A few comments to various pasts above:
1) having two photo-diodes under the single microlens and color filter of each of 20 million photosites will not give any noise advantage over having a single, larger photodiode at each of the same number of photosites: adding the signal from the two photodiodes more or less reproduces the signal that a single photodiode would give, and the same total photon count means the same shot noise, and so on. Except that having two smaller photodiodes probably wastes some space on extra wiring and circuitry, so reduces well capacity, and likely adds a little "blind area" between the pair of photodiodes where light is not detected. So the overall effect is likely slightly worse DR and QE than an equal number of "normal" photosites. Then only "noise advantage" would be comparing to the per pixel noise measurements of a 40MP sensor of the same size and technology, and hopefully the fallacy of comparing IQ "per pixel" rather than "per image" when comparing sensors of different pixel counts has been thrashed out here often enough.

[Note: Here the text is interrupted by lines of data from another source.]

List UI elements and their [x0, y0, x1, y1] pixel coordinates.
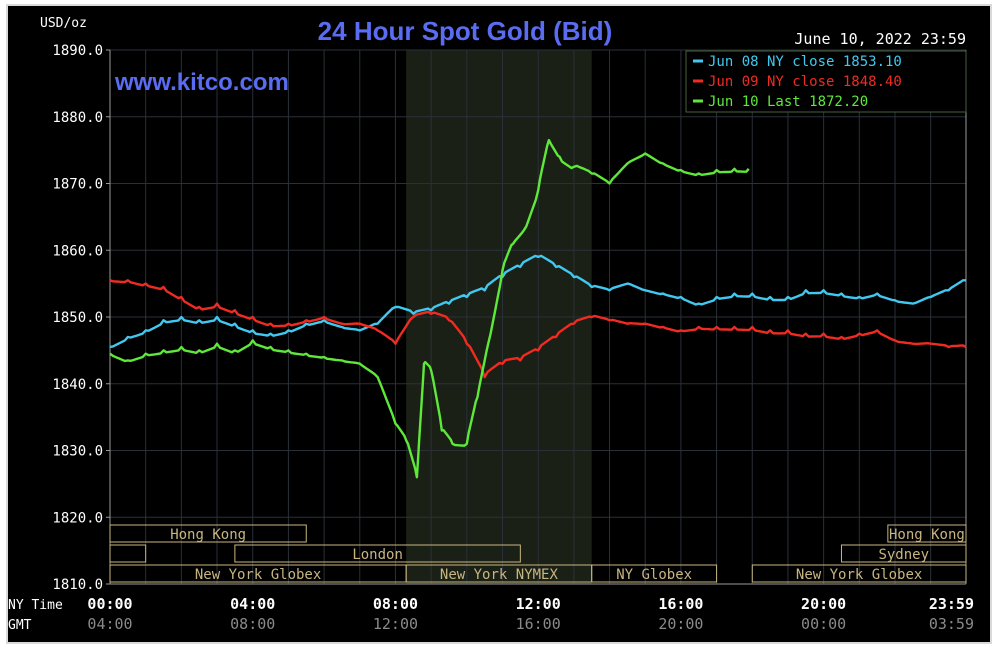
x-tick-label: 23:59 [929, 595, 974, 613]
x-tick-labels: NY Time 00:00 04:00 08:00 12:00 16:00 20:00 23:… [8, 595, 974, 633]
session-label: Hong Kong [170, 527, 246, 543]
x-tick-label: 16:00 [658, 595, 703, 613]
y-tick-labels: 1890.0 1880.0 1870.0 1860.0 1850.0 1840.0 1830… [52, 43, 110, 593]
date-label: June 10, 2022 23:59 [794, 30, 966, 48]
chart-title: 24 Hour Spot Gold (Bid) [318, 16, 613, 46]
session-label: London [352, 547, 403, 563]
series-line [109, 254, 966, 349]
unit-label: USD/oz [40, 16, 87, 31]
y-tick-label: 1880.0 [52, 110, 103, 126]
session-label: New York Globex [195, 567, 321, 583]
y-tick-label: 1830.0 [52, 444, 103, 460]
legend-entry: Jun 08 NY close 1853.10 [708, 54, 902, 70]
x-tick-label: 12:00 [516, 595, 561, 613]
series-line [109, 138, 750, 479]
y-tick-label: 1850.0 [52, 310, 103, 326]
session-label: Sydney [878, 547, 929, 563]
x-tick-label: 00:00 [87, 595, 132, 613]
x-tick-label: 20:00 [658, 615, 703, 633]
session-bar [234, 544, 521, 563]
x-row-label: GMT [8, 618, 32, 633]
y-tick-label: 1840.0 [52, 377, 103, 393]
x-tick-label: 08:00 [373, 595, 418, 613]
legend: Jun 08 NY close 1853.10 Jun 09 NY close 1… [685, 50, 967, 113]
session-bar [887, 524, 967, 543]
legend-box [685, 50, 967, 113]
session-bar [109, 544, 147, 563]
session-label: New York NYMEX [440, 567, 559, 583]
session-label: New York Globex [796, 567, 922, 583]
session-bar [751, 564, 967, 583]
grid-lines [110, 49, 966, 585]
watermark: www.kitco.com [114, 69, 289, 96]
session-bar [109, 524, 307, 543]
series-line [109, 279, 967, 379]
y-tick-label: 1820.0 [52, 510, 103, 526]
x-tick-label: 16:00 [516, 615, 561, 633]
y-tick-label: 1870.0 [52, 177, 103, 193]
legend-entry: Jun 10 Last 1872.20 [708, 94, 868, 110]
session-bar [840, 544, 967, 563]
session-label: Hong Kong [889, 527, 965, 543]
x-tick-label: 04:00 [87, 615, 132, 633]
price-series-lines [109, 138, 967, 479]
y-tick-label: 1890.0 [52, 43, 103, 59]
x-row-label: NY Time [8, 598, 63, 613]
x-tick-label: 03:59 [929, 615, 974, 633]
x-tick-label: 12:00 [373, 615, 418, 633]
x-tick-label: 04:00 [230, 595, 275, 613]
market-sessions: Hong Kong London New York Globex New York N… [109, 524, 967, 583]
x-tick-label: 08:00 [230, 615, 275, 633]
legend-entry: Jun 09 NY close 1848.40 [708, 74, 902, 90]
x-tick-label: 20:00 [801, 595, 846, 613]
session-bar [591, 564, 718, 583]
x-tick-label: 00:00 [801, 615, 846, 633]
y-tick-label: 1810.0 [52, 577, 103, 593]
y-tick-label: 1860.0 [52, 243, 103, 259]
session-label: NY Globex [616, 567, 692, 583]
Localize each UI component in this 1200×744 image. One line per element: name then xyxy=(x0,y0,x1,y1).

2) For birding and the like, carrying the bigger, heavier, more expensive, slower frame rate D800 and then cropping from the same focal length to get a bit less reach (15MP in place of the 20MP) sounds like an imperfect substitute! Ignoring all those other factors and addressing only the reach (which is still a bit worse worse) misses the point. Of course, if you already have a D800, you can make do quite adequately for such tasks, but let us not pretend that there is no advantage to using a tool better suited to that task.
3) As to the question of whether we will still need the flipping mirror if this new technology can AF as well as the best SLR AF: I already feel no need for a flipping mirror, but for some, issues like EVF lag and problems in very low light are still reasons for keeping the OVF option. (Not for much longer, I am guessing: the latest Sony EVFs and the new Olympus/Epson external VF4 seem quite impressive.)

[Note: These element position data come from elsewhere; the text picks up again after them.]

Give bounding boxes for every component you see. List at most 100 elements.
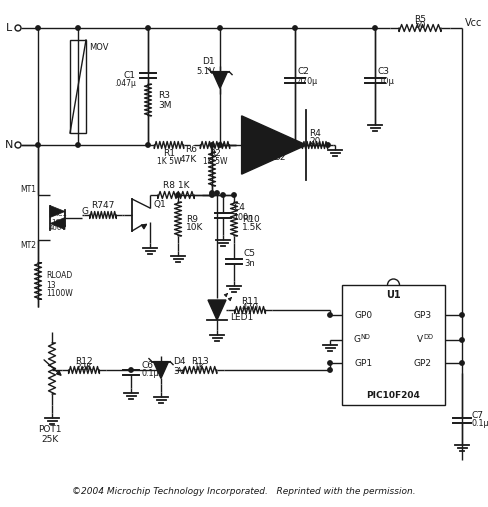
Bar xyxy=(70,40,86,133)
Text: C5: C5 xyxy=(244,248,256,258)
Text: G: G xyxy=(82,207,89,216)
Circle shape xyxy=(76,143,80,147)
Text: 0.1μ: 0.1μ xyxy=(141,370,158,379)
Circle shape xyxy=(459,361,463,365)
Text: 1100W: 1100W xyxy=(46,289,73,299)
Text: ND: ND xyxy=(359,334,369,340)
Text: V: V xyxy=(416,336,422,344)
Circle shape xyxy=(36,143,40,147)
Text: 16A: 16A xyxy=(51,219,65,225)
Text: 5.1V: 5.1V xyxy=(196,66,215,76)
Text: 470μ: 470μ xyxy=(297,78,318,87)
Text: 1K 5W: 1K 5W xyxy=(203,157,227,165)
Text: G: G xyxy=(353,336,360,344)
Circle shape xyxy=(217,26,222,30)
Circle shape xyxy=(292,143,297,147)
Text: R9: R9 xyxy=(185,214,198,224)
Circle shape xyxy=(209,193,214,197)
Text: R747: R747 xyxy=(91,201,115,210)
Text: N: N xyxy=(5,140,13,150)
Text: GP0: GP0 xyxy=(354,310,372,319)
Text: RLOAD: RLOAD xyxy=(46,272,72,280)
Text: R10: R10 xyxy=(242,214,259,224)
Text: MOV: MOV xyxy=(89,44,108,53)
Circle shape xyxy=(372,26,376,30)
Text: D4: D4 xyxy=(173,357,185,367)
Text: TRC1: TRC1 xyxy=(49,210,67,216)
Text: 47K: 47K xyxy=(180,155,197,163)
Circle shape xyxy=(145,143,150,147)
Circle shape xyxy=(231,193,236,197)
Text: 1.5K: 1.5K xyxy=(242,224,262,233)
Text: 20: 20 xyxy=(309,136,320,146)
Circle shape xyxy=(159,368,163,372)
Text: 25K: 25K xyxy=(41,434,59,444)
Text: 10K: 10K xyxy=(185,224,203,233)
Text: POT1: POT1 xyxy=(38,425,61,434)
Polygon shape xyxy=(241,116,306,174)
Text: 0.1μ: 0.1μ xyxy=(471,419,488,428)
Text: C4: C4 xyxy=(232,202,244,211)
Text: R6: R6 xyxy=(184,146,197,155)
Text: U1: U1 xyxy=(386,290,400,300)
Text: 3M: 3M xyxy=(158,100,171,110)
Text: D2: D2 xyxy=(272,154,285,163)
Text: R13: R13 xyxy=(191,356,208,366)
Text: .047μ: .047μ xyxy=(114,80,136,89)
Text: R8 1K: R8 1K xyxy=(163,182,189,191)
Circle shape xyxy=(209,191,214,195)
Text: R2: R2 xyxy=(209,150,221,159)
Circle shape xyxy=(128,368,133,372)
Circle shape xyxy=(214,191,219,195)
Text: MT1: MT1 xyxy=(20,185,36,194)
Text: R1: R1 xyxy=(163,150,175,159)
Circle shape xyxy=(327,313,331,317)
Polygon shape xyxy=(50,218,65,230)
Text: 470: 470 xyxy=(241,304,258,312)
Text: MT2: MT2 xyxy=(20,241,36,250)
Circle shape xyxy=(76,26,80,30)
Circle shape xyxy=(217,143,222,147)
Polygon shape xyxy=(153,361,168,378)
Text: L: L xyxy=(6,23,12,33)
Text: C2: C2 xyxy=(297,67,309,77)
Polygon shape xyxy=(50,205,65,218)
Text: R3: R3 xyxy=(158,91,170,100)
Circle shape xyxy=(459,338,463,342)
Circle shape xyxy=(325,143,329,147)
Polygon shape xyxy=(212,71,227,88)
Text: GP2: GP2 xyxy=(413,358,431,368)
Text: PIC10F204: PIC10F204 xyxy=(366,390,420,400)
Text: 10μ: 10μ xyxy=(377,78,393,87)
Text: 400V: 400V xyxy=(49,226,67,232)
Circle shape xyxy=(145,26,150,30)
Text: R4: R4 xyxy=(308,129,320,138)
Text: ©2004 Microchip Technology Incorporated.   Reprinted with the permission.: ©2004 Microchip Technology Incorporated.… xyxy=(72,488,415,496)
Bar xyxy=(341,285,444,405)
Text: 3n: 3n xyxy=(244,259,254,268)
Text: LED1: LED1 xyxy=(229,313,253,322)
Circle shape xyxy=(292,26,297,30)
Text: GP3: GP3 xyxy=(413,310,431,319)
Text: C3: C3 xyxy=(377,67,389,77)
Text: C1: C1 xyxy=(124,70,136,80)
Text: 13: 13 xyxy=(46,280,56,289)
Text: 22K: 22K xyxy=(75,364,92,373)
Text: D1: D1 xyxy=(202,57,215,66)
Text: R12: R12 xyxy=(75,356,93,366)
Text: R11: R11 xyxy=(241,297,258,306)
Text: 3V: 3V xyxy=(173,368,184,377)
Circle shape xyxy=(327,361,331,365)
Text: C7: C7 xyxy=(471,411,483,419)
Circle shape xyxy=(459,313,463,317)
Circle shape xyxy=(221,193,225,197)
Text: Vcc: Vcc xyxy=(464,18,481,28)
Circle shape xyxy=(209,143,214,147)
Text: 1K: 1K xyxy=(194,364,205,373)
Circle shape xyxy=(176,193,180,197)
Circle shape xyxy=(327,368,331,372)
Text: DD: DD xyxy=(422,334,432,340)
Text: Q1: Q1 xyxy=(154,200,166,209)
Text: 50: 50 xyxy=(413,21,425,30)
Polygon shape xyxy=(207,300,225,320)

P. S. There still seem to be people who expect 35mm format SLR's to end up with roughly the same pixel size as smaller SLR formats, so that they can counter any claimed advantage of the smaller formats through cropping. And yet the recent trend is almost the opposite: Canon and Sony now offer about the same maximum pixel count in APS-C as in their 35mm format cameras, and the D800 is the only exception --- and it still only matches only 16MP in DX crop, so significantly lower resolution than 24MP DX format sensors when used with equal focal lengths and cropping. If anything, there has been a trend of increasing the gap in lp/mm sensor resolution ("pixel density") in the eleven years since the 14MP Kodak 14N and 11MP Canon 1D arrived alongside 6MP APS-C alternatives.